305–363: Constantinian dynasty[edit]
Constantine and his sons[edit]
The Tetrarchy would effectively collapse with the death of Constantius Chlorus on July 25, 306. Constantius's troops in Eboracum immediately proclaimed his son Constantine the Great as Augustus. In August 306, Galerius promoted Severus to the position of Augustus. A revolt in Rome supported another claimant to the same title: Maxentius, son of Maximian, who was proclaimed Augustus on October 28, 306. His election was supported by the Praetorian Guard. This left the Empire with five rulers: four Augusti (Galerius, Constantine, Severus and Maxentius) and one Caesar (Maximinus).
The year 307 saw the return of Maximian to the rank of Augustus alongside his son Maxentius, creating a total of six rulers of the Empire. Galerius and Severus campaigned against them in Italy. Severus was killed under command of Maxentius on September 16, 307. The two Augusti of Italy also managed to ally themselves with Constantine by having Constantine marry Fausta, the daughter of Maximian and sister of Maxentius. At the end of 307, the Empire had four Augusti (Maximian, Galerius, Constantine and Maxentius) and a sole Caesar.
In 311 Galerius officially put an end to the persecution of Christians, and Constantine legalised Christianity definitively in 313 as evidenced in the so-called Edict of Milan. Constantine defeated his brother-in-law Licinius in 324, unifying the Empire under his control. He would rule until his death on 22 May 337.
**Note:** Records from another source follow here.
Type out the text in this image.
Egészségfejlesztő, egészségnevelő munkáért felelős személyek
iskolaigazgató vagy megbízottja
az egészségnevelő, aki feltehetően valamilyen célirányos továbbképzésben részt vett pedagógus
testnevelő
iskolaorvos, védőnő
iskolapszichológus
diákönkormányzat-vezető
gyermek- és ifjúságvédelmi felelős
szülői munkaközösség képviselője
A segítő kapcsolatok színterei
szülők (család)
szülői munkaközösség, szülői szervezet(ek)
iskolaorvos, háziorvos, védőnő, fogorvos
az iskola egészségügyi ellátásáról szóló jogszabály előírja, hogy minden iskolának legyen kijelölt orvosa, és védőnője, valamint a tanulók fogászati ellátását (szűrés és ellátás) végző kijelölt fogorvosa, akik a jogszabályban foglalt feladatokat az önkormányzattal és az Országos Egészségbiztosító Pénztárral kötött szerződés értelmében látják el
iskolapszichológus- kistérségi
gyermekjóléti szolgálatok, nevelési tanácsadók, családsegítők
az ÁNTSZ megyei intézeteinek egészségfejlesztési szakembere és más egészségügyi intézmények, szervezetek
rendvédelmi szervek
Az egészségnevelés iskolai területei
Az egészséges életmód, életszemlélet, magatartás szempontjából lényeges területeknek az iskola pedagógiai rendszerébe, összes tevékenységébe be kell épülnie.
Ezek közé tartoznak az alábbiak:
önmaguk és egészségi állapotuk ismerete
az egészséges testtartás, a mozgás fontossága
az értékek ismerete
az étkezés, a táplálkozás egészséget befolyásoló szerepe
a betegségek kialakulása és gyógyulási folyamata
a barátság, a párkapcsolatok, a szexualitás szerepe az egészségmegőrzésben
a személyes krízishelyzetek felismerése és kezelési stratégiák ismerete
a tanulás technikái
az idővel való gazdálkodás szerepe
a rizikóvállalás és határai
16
The Empire was parted again among his three surviving sons. The Western Roman Empire was divided among the eldest son Constantine II and the youngest son Constans. The Eastern Roman Empire along with Constantinople were the share of middle son Constantius II.
Constantine II was killed in conflict with his youngest brother in 340. Constans was himself killed in conflict with the army-proclaimed Augustus Magnentius on January 18, 350. Magnentius was at first opposed in the city of Rome by self-proclaimed Augustus Nepotianus, a paternal first cousin of Constans. Nepotianus was killed alongside his mother Eutropia. His other first cousin Constantia convinced Vetriano to proclaim himself Caesar in opposition to Magnentius. Vetriano served a brief term from March 1 to December 25, 350. He was then forced to abdicate by the legitimate Augustus Constantius. The usurper Magnentius would continue to rule the Western Roman Empire until 353 while in conflict with Constantius. His eventual defeat and suicide left Constantius as sole Emperor.
Constantius's rule would however be opposed again in 360. He had named his paternal half-cousin and brother-in-law Julian as his Caesar of the Western Roman Empire in 355. During the following five years, Julian had a series of victories against invading Germanic tribes, including the Alamanni. This allowed him to secure the Rhine frontier. His victorious Gallic troops thus ceased campaigning. Constantius sent orders for the troops to be transferred to the east as reinforcements for his own currently unsuccessful campaign against Shapur II of Persia. This order led the Gallic troops to an insurrection. They proclaimed their commanding officer Julian to be an Augustus. Both Augusti readied their troops for another Roman Civil War, but the timely demise of Constantius on 3 November 361 prevented this war from occurring.